Nuotatori e padri: miti e leggende

Santo Condorelli

Copyright foto: Usc Trojans

Sguardo verso le tribune, finché l’occhio non cade sul settore designato. Cenno d’intesa e… dito medio alzato. Dovette fare pubblica ammenda Santo Condorelli, velocista canadese-statunitense nato in Giappone. E spiegare che quel gesto alle gare di college non era d’ingiuria contro il pubblico, ma di affetto verso il padre, Joseph, che con altrettanto calore ricambiava. Ricorre oggi la festa del papà, ma nel nuoto non sempre si limitano al mero ruolo genitoriale. Showman della tribuna è spesso Bert Le Clos, padre del campionissimo sudafricano Chad. Swimbiz lo incrociò lo scorso agosto sugli spalti del Foro Italico a Roma, irrefrenabile come sempre nel tifo, ma anche “Orgoglioso di avere un figlio ancora così “polite” così educato.

A volte è il nuotatore stesso a calarsi nei panni del padre, ed ecco un Michael Phelps così ‘social’ da creare un profilo apposito per il figlio neo nato. C’è chi a un genitore non l’ha proprio perdonata, come il sudafricano Sébastian Rousseau che si è tatuato sulla pelle ‘Un figlio non dimentica mai’. Il padre non ci credeva molto, quando il figlio disse “Papà, voglio fare il nuotatore e andare alle Olimpiadi”. Forse perché Sébastian pronunciò quella frase a otto anni.

Il tatuaggio di Gilot (Reuters)

Molto meglio, allora, il ‘tattoo’ del francese Fabien Gilot ‘Non sono nulla senza di loro’, scritto in ebraico. E qui facciamo un’eccezione, perché la frase on è dedicata al padre, ma a Max Goldschmidt, secondo marito della nonna sopravvissuto ad Auschwitz, figura che ha avuto grande influenza sull’ex capitano del nuoto francese. Anche in acqua, dove Gilot rendeva onore a quella frase, dando il meglio di sé in staffetta.
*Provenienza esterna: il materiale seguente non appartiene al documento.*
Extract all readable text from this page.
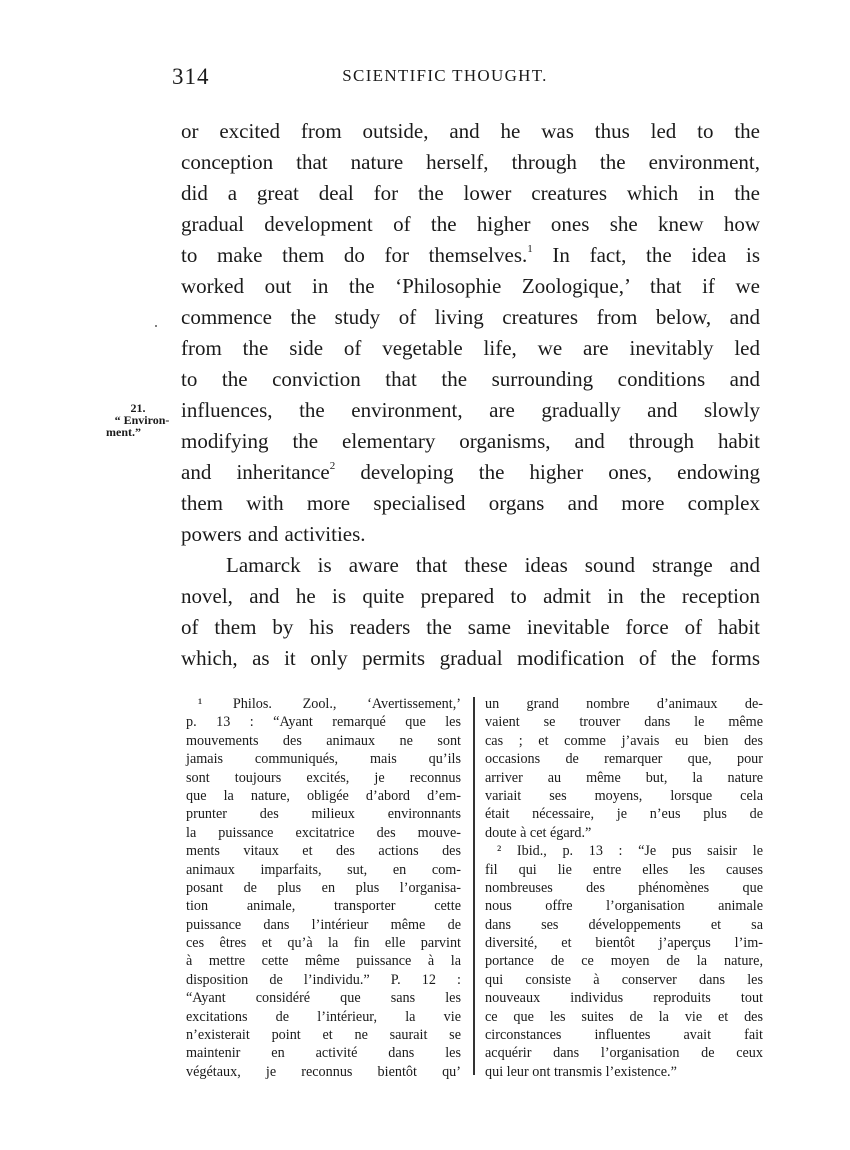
314	SCIENTIFIC THOUGHT.
21.
“ Environ-
ment.”
or excited from outside, and he was thus led to the
conception that nature herself, through the environment,
did a great deal for the lower creatures which in the
gradual development of the higher ones she knew how
to make them do for themselves.$^1$ In fact, the idea is
worked out in the ‘Philosophie Zoologique,’ that if we
commence the study of living creatures from below, and
from the side of vegetable life, we are inevitably led
to the conviction that the surrounding conditions and
influences, the environment, are gradually and slowly
modifying the elementary organisms, and through habit
and inheritance$^2$ developing the higher ones, endowing
them with more specialised organs and more complex
powers and activities.
Lamarck is aware that these ideas sound strange and
novel, and he is quite prepared to admit in the reception
of them by his readers the same inevitable force of habit
which, as it only permits gradual modification of the forms
¹ Philos. Zool., ‘Avertissement,’
p. 13 : “Ayant remarqué que les
mouvements des animaux ne sont
jamais communiqués, mais qu’ils
sont toujours excités, je reconnus
que la nature, obligée d’abord d’em-
prunter des milieux environnants
la puissance excitatrice des mouve-
ments vitaux et des actions des
animaux imparfaits, sut, en com-
posant de plus en plus l’organisa-
tion animale, transporter cette
puissance dans l’intérieur même de
ces êtres et qu’à la fin elle parvint
à mettre cette même puissance à la
disposition de l’individu.” P. 12 :
“Ayant considéré que sans les
excitations de l’intérieur, la vie
n’existerait point et ne saurait se
maintenir en activité dans les
végétaux, je reconnus bientôt qu’
un grand nombre d’animaux de-
vaient se trouver dans le même
cas ; et comme j’avais eu bien des
occasions de remarquer que, pour
arriver au même but, la nature
variait ses moyens, lorsque cela
était nécessaire, je n’eus plus de
doute à cet égard.”
² Ibid., p. 13 : “Je pus saisir le
fil qui lie entre elles les causes
nombreuses des phénomènes que
nous offre l’organisation animale
dans ses développements et sa
diversité, et bientôt j’aperçus l’im-
portance de ce moyen de la nature,
qui consiste à conserver dans les
nouveaux individus reproduits tout
ce que les suites de la vie et des
circonstances influentes avait fait
acquérir dans l’organisation de ceux
qui leur ont transmis l’existence.”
Qualcuno dal padre è anche allenato. Gli esempi non mancano anche in Italia, ma nel mondo spicca il caso dello statunitense Michael Andrew, che al normale iter scuole superiori-college ha preferito una vita da atleta ‘pro’ fin da quando aveva 14 anni(leggi qui), girando il mondo con la sua famiglia: papà coach (ex marine sudafricano), mamma come manager e sorella come compagna d’allenamento.

Molti altri padri non sono catturati dalle telecamere. Quello più invadente, che discute attivamente (e animatamente) di tempi e prestazioni con l’allenatore e dopo una delusione al figlio dice “A cena facciamo i conti”. Per loro, vale il monito della psicologia moderna(leggi qui): il bullismo nasce dal ragazzo che non ha fiducia nel ruolo degli educatori. Così, nello sport, il figlio non capisce più se deve accontentare il genitore come educatore o come manager e potrebbe pensare che tutto sia lecito per arrivare primo. E poi, ci sono tutti gli altri. Il papà che accompagna il figlioletto alle prime lezioni di nuoto. Quello che restituisce commozione e fierezza alla dimensione privata, senza rubare la scena i figli. Chi dopo una sconfitta incoraggia, consola e sprona a far meglio. Auguri a tutti i papà acquatici.